Judiciário
Aliados negam trama golpista e, aparentemente, tentam blindar Bolsonaro no STF
30/05/2025 12:10

Beatriz Souto Maior

Dois dos principais aliados do ex-presidente Jair Bolsonaro no governo e na política foram ao Supremo Tribunal Federal (STF), nesta sexta-feira (30), para testemunhar em sua defesa. O governador de São Paulo, Tarcísio de Freitas (Republicanos), e o senador Ciro Nogueira (PP-PI), negaram qualquer participação ou conhecimento de tentativa de golpe de Estado após a derrota nas eleições de 2022.

Os depoimentos foram prestados por videoconferência e fazem parte da ação penal 2668, que investiga o núcleo central da trama golpista denunciada pela Procuradoria-Geral da República (PGR). O relator do caso é o ministro Alexandre de Moraes.

Tarcísio, ex-ministro da Infraestrutura, foi direto: “Jamais ouvi qualquer menção a golpe por parte do presidente, nem antes, nem depois da eleição”, disse. Afirmou ter visitado Bolsonaro por duas vezes no período pós-eleitoral, por amizade, e garantiu que o tema nunca foi abordado.

Ciro Nogueira, ex-ministro da Casa Civil e presidente nacional do Progressistas, deu versão semelhante. “Nunca houve qualquer conversa nesse sentido.

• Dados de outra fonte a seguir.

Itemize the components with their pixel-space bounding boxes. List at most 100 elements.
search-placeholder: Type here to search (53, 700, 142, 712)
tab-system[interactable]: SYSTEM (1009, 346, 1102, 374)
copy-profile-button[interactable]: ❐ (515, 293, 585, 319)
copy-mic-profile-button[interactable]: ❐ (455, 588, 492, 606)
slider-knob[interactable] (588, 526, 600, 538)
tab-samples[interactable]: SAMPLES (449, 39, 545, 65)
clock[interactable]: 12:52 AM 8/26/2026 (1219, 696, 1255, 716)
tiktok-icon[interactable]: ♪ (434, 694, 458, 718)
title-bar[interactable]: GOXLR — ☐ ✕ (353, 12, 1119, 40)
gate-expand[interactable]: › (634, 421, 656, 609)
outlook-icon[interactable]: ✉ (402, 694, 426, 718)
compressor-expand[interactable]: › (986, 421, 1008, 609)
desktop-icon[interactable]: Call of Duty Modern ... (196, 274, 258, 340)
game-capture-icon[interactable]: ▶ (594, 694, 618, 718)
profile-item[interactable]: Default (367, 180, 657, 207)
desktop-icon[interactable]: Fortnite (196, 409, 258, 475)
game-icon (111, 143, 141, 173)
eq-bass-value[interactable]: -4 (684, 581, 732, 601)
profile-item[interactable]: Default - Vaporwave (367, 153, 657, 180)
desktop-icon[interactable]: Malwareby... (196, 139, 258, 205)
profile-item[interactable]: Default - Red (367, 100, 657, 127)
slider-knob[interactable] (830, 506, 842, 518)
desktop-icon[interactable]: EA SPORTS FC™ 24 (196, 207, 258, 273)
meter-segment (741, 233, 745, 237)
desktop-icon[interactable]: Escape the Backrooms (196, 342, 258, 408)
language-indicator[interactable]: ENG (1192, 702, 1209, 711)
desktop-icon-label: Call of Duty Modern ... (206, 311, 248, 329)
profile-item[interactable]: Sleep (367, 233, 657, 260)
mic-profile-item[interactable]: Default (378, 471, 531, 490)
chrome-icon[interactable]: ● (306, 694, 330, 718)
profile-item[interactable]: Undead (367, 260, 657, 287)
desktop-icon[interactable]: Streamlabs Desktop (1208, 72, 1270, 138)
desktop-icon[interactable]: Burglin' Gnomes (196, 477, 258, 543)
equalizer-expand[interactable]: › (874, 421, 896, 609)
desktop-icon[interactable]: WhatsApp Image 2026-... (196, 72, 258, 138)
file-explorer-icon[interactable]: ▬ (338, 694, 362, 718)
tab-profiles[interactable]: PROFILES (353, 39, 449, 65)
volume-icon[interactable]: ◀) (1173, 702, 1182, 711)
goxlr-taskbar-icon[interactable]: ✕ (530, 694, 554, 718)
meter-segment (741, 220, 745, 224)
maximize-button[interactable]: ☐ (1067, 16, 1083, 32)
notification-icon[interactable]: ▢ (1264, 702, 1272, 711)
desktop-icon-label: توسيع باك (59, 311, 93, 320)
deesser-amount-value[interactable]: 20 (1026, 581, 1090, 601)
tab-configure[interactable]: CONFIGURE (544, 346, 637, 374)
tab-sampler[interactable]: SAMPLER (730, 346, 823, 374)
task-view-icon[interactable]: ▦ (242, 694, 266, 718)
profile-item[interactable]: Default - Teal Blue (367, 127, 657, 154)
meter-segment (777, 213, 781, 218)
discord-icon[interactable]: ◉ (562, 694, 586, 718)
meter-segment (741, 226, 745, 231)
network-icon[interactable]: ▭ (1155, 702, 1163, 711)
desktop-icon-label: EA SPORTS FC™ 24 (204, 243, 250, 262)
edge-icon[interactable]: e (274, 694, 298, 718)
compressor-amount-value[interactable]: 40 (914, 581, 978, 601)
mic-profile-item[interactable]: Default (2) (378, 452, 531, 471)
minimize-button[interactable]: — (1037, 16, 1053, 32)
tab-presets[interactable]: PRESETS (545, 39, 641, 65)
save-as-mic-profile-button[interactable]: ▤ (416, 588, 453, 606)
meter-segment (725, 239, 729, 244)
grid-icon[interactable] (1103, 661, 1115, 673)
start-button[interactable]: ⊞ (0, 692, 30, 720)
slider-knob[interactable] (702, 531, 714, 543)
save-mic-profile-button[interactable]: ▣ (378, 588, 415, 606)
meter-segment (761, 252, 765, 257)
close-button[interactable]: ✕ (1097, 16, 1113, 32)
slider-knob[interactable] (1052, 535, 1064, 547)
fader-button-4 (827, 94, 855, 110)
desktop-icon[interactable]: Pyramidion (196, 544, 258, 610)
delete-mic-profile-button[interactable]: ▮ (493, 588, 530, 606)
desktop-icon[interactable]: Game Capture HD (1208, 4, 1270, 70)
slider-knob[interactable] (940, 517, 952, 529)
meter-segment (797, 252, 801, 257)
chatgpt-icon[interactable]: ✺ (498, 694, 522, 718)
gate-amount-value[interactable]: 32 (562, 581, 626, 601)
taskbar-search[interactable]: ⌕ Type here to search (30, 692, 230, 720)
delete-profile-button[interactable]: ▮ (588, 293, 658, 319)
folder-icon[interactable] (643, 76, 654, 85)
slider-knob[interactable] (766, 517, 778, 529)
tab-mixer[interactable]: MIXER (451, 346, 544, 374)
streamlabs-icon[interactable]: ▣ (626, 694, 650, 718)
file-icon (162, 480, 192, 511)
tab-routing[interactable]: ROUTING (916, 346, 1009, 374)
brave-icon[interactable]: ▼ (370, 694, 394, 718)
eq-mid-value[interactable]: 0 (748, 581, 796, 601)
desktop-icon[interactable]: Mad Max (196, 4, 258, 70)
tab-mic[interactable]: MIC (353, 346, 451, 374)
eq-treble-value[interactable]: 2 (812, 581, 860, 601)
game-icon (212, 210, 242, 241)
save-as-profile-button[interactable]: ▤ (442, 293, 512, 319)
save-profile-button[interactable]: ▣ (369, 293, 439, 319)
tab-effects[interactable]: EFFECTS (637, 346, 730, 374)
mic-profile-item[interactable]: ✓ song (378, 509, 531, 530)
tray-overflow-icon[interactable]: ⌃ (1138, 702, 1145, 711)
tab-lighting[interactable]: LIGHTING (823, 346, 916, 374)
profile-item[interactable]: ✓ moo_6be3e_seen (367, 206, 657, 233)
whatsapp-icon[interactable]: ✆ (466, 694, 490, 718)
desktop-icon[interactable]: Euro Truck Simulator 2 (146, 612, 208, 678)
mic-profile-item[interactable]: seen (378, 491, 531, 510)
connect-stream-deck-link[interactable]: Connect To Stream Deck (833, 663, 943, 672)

Todas as orientações do presidente foram no sentido de garantir uma transição tranquila”, afirmou.

Ambos disseram que Bolsonaro demonstrava abatimento após a derrota, mas nunca sinalizou resistência à troca de governo. “Ficou depressivo, sem interesse por temas de governo, mas nunca tentou impedir a transição”, relatou Ciro.

A audiência também previa o depoimento de Valdemar Costa Neto, presidente do PL, mas ele foi dispensado pela defesa do ex-ministro Anderson Torres. Outros ex-ministros, como Gilson Machado e Eduardo Pazuello, também foram liberados de depor.

Os depoimentos desta sexta-feira fazem parte de uma sequência iniciada no último dia 19. As oitivas devem seguir até o dia 2 de junho. O ex-presidente Bolsonaro é réu por supostamente liderar e beneficiar-se da tentativa de ruptura institucional.

Apesar do silêncio sobre o conteúdo da ação, o STF mantém o ritmo firme na apuração dos fatos. Os depoimentos seguem sob a supervisão do ministro Moraes, que proibiu gravações externas, mas autorizou a cobertura jornalística na sala da Primeira Turma.

A estratégia da defesa de Bolsonaro é clara: mostrar que não houve plano, comando ou qualquer ação direta do ex-presidente. Cabe ao Supremo decidir se os testemunhos bastam para livrá-lo de um dos processos mais graves da história recente da República.